Bradford McGuinn, a senior lecturer in political science, is familiar with the U.S. European Command (USEUCOM), one of 11 combatant command centers around the world. McGuinn highlighted the strong relationship between the U.S. military and European nations through NATO that he observed during visits to USEUCOM bases in Europe and the U.S. over a nearly 20-year period. McGuinn suggested that the recent conflict has strengthened those bonds. 

“NATO members understand one another’s history, their command structures, and military doctrines. They engage in joint exercises, simulations, and war games,” he said. “So much of the culture of USEUCOM was based on what was generally a shared threat assessment [of the Soviets], as well as many joint missions in recent years. As a consequence, you have generations of military leaders—both U.S. and their European partners—who know one another very well.” 

In terms of NATO, Roy highlighted a sarcastic reference to three original priorities of the military-purposed alliance formed in 1949: Keep the Americans in Europe, keep Germany down, and keep the Soviets out. 

“The only exception to that has been that Germany is not ‘down’ anymore,” he said. “The U.S. is solidly in, and Putin-Russia remains out.” 

Roy pointed to Article 5—the “heart” of the treaty, which stipulates that an attack against one of the alliance’s members is an attack against all, as a major success in deterring Russia’s expansion in the past. This article of “collective self-defense” was invoked when the U.S. retaliated for the 9/11 attack on the Twin Towers, and invaded Afghanistan. NATO participated in Iraq and in some battles in the former Yugoslavia based on this article, Roy said. 

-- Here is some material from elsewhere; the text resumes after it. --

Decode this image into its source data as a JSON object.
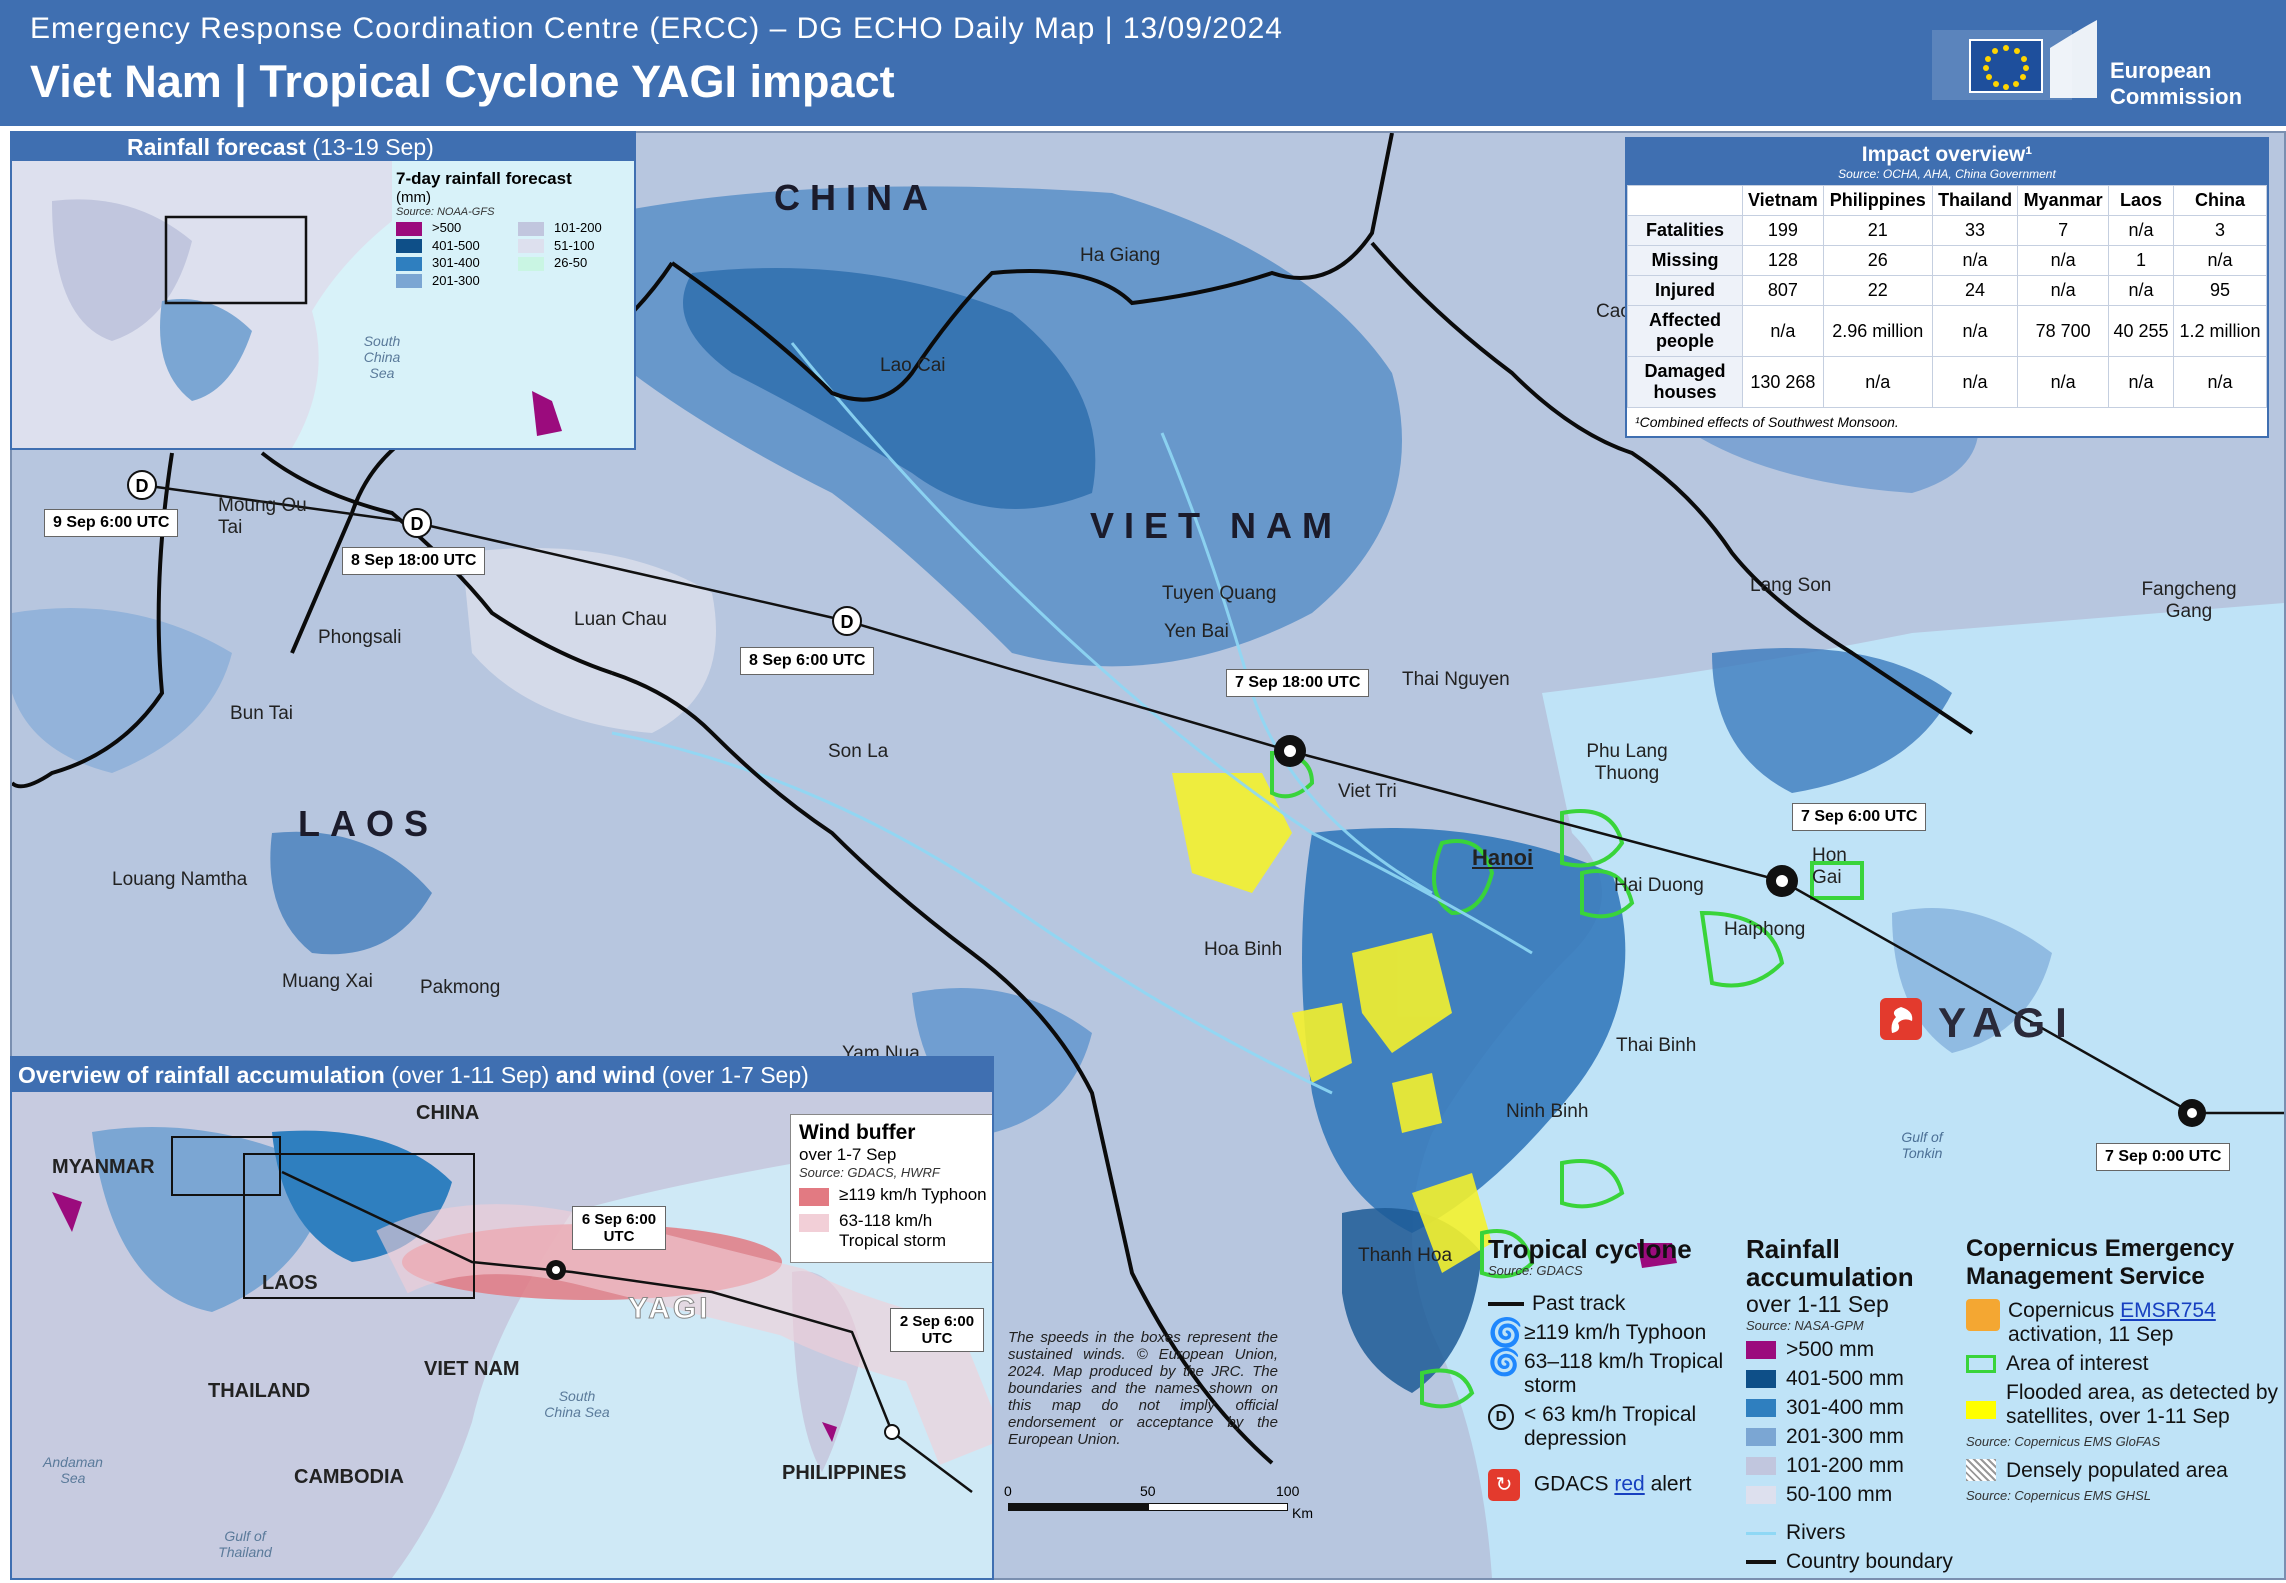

Rueda-Saiz, an international law expert, noted the many nuances and complications of interpreting the right to self-defense or collective self-defense—whether invoked through NATO’s Article 5 or the U.N. Security Council’s Article 2, which sets forth the charter’s sovereignty principles and governs the use of violence or armed conflict internationally. 

In this regard, he cited the case of the former Yugoslavia where NATO acted even though the country was not a NATO member state. 

“The point could be made that NATO acting on behalf of Albanian and Kosovo minorities and that Albania was seeking membership, but the fact was Yugoslavia wasn’t a member at the time,” Rueda-Saiz maintained.

He highlighted that the question of “preemptive self-defense,” which was debated last year by the Security Council, can be a particularly gray area within international law. 

“It’s a right that is not contingent on recognition, so in Ukraine’s case it could act in their favor or against them,” Rueda-Saiz explained. The secessionist states supporting Russia, in eastern Ukraine can also claim the right to self-defense, that secession is no longer an affair internal of the Ukraine and they could claim they have a right to defend themselves against Ukraine, he added. 

Regardless the military outcome in Ukraine, the timetable will be long and the costs for Russia will be massive, Rueda-Saiz noted. 

“Even if Russia wins, this is going to be a costly war,” Rueda-Saiz said. “You have guerrilla forces in Ukraine that will continue operating against an eventual military occupation. And if Russia decides to leave Ukraine, and the country is faced with the possibility of having to face secessionist forces in these two regions, Russia will need to try to protect those areas,” he added. 

“Whatever the immediate or mid-level outcomes in the war or battles to come, this is going to last a very long time, one way or another,” Rueda-Saiz concluded.